Interval Timeframe keyword Column updates per month (approx.) Explanation
minutely this_N_minutes 60 * 24 * 30 = 43200 Each hour the latest ~60 minutes are computed. (Note: 48 hours = 2880 minutes > 500, so the “trailing update” will always be outside of the timeframe.)
minutely previous_N_minutes 60 * 24 * 30 = 43200 Same as this_N_minutes.
hourly this_N_hours 2 * 24 * 30 = 1440 Each hour is computed twice: once when it first comes into the timeframe and once by the “trailing update” pass.
hourly previous_N_hours 2 * 24 * 30 = 1440 Same as this_N_hours.
daily this_N_days 2 * 24 * 30 = 1440 Each hour the current day and the day before yesterday are computed.
daily previous_N_days 30 + (24 * 30) = 750 Each day is computed once within the hour after it ends, then again every hour the 2nd day afterwards by the “trailing update” pass.
weekly this_N_weeks (24 * 30) + (4 * 48) = 912 Each hour the current week is computed. For the 48 hours at the start of a week, the previous week is computed by the “trailing update” pass. (Note: some months will compute 5 weeks instead of 4.)
weekly previous_N_weeks 4 * 48 = 192 For the 48 hours at the start of a week, the previous week is computed by the “trailing update” pass. (Note: some months will compute 5 weeks instead of 4.)
monthly this_N_months (24 * 30) + 48 = 768 Each hour the current month is computed. For 48 hours at the start of a month, the previous month is computed by the “trailing update” pass.
monthly previous_N_months 48 For the 48 hours at the start of a month, the previous month is computed by the “trailing update” pass.
yearly this_N_years 24 * 30 = 720 Each hour the current year is computed. (Note: the previous year is recomputed for the 48 hours of the year, so this will be slightly higher in January.)
yearly previous_N_years 48 in January; 0 thereafter The previous year is re-evaluated for the first 48 hours in January but after that no updates are necessary.
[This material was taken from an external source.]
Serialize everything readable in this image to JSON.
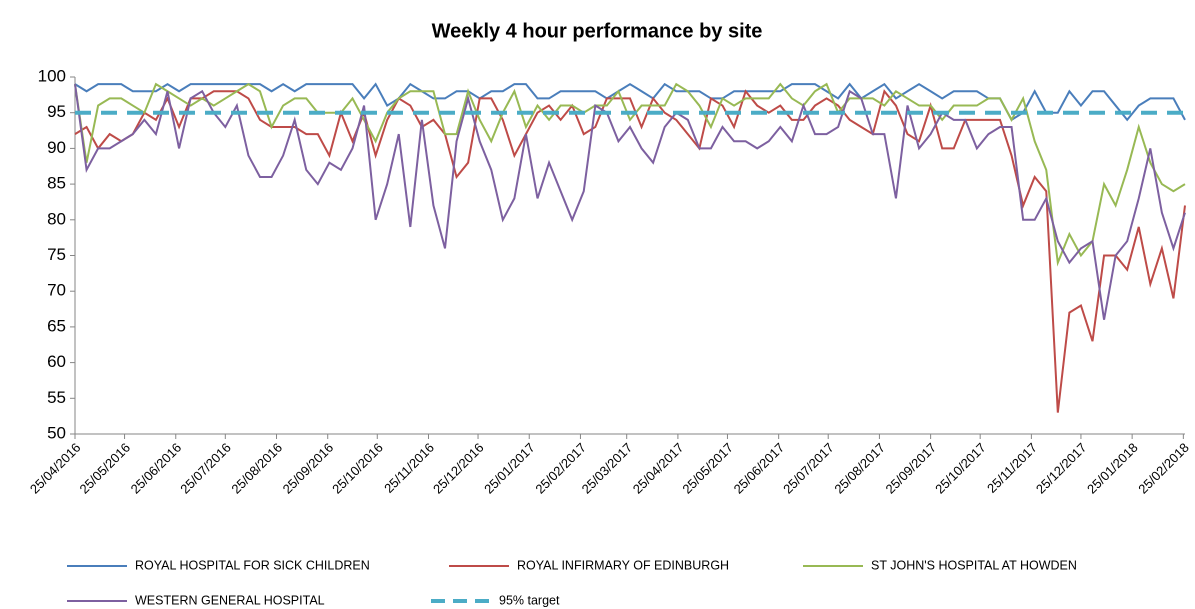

Then multiply together the cost per update query times the number of column updates per month to get a rough estimate of total properties scanned usage. Note that for this_N_* timeframes with longer-duration intervals (daily and up) this will usually be an over-estimate because the column update query for an in-progress interval won’t read as much data as for an already-finished interval. For example when first updating the column for the current day given a this_N_days interval, there will only be 1/24th of a day’s worth of events to scan. To get a precise estimate you will need to take this into account, but in most cases even the conservative estimate will be good enough.

It is also important to note that there will be an initial bootstrapping phase when a Cached Dataset is first created. During this phase Keen will need to run queries for every column in the matrix, i.e. every interval in the timeframe. To estimate the cost of this bootstrapping phase just estimate the cost of a single column update query (as described above) and multiply by the number of columns/intervals (e.g. 500 for a this_500_days timeframe).

Working Example, re-revisited

Building upon the example Query and Cached Query above, imagine we convert the query to a Cached Dataset by removing the filter on y and instead using y as the index_by property. We use a timeframe of this_90_days and a daily interval. The cost of a single column update query will be N = E * P = 10K * 3 = 30K (actually less in practice due to the partial-interval behavior mentioned above). The number of column updates per month will be 1440, from the table. So the total number of properties scanned will be less than 30K * 1440 = 43.2M or $4.32 per month, a >10x reduction compared the Cached Query version and a 37x reduction over the original ad hoc version.

Warning: avoid this_N_years Cached Datasets

When using a this modifier and a yearly interval, we have to run a column update query every hour that covers the entire current year-to-date. This becomes quite expensive as the year progresses and contains more events. For this reason we strongly discourage use of this_N_years with Cached Datasets.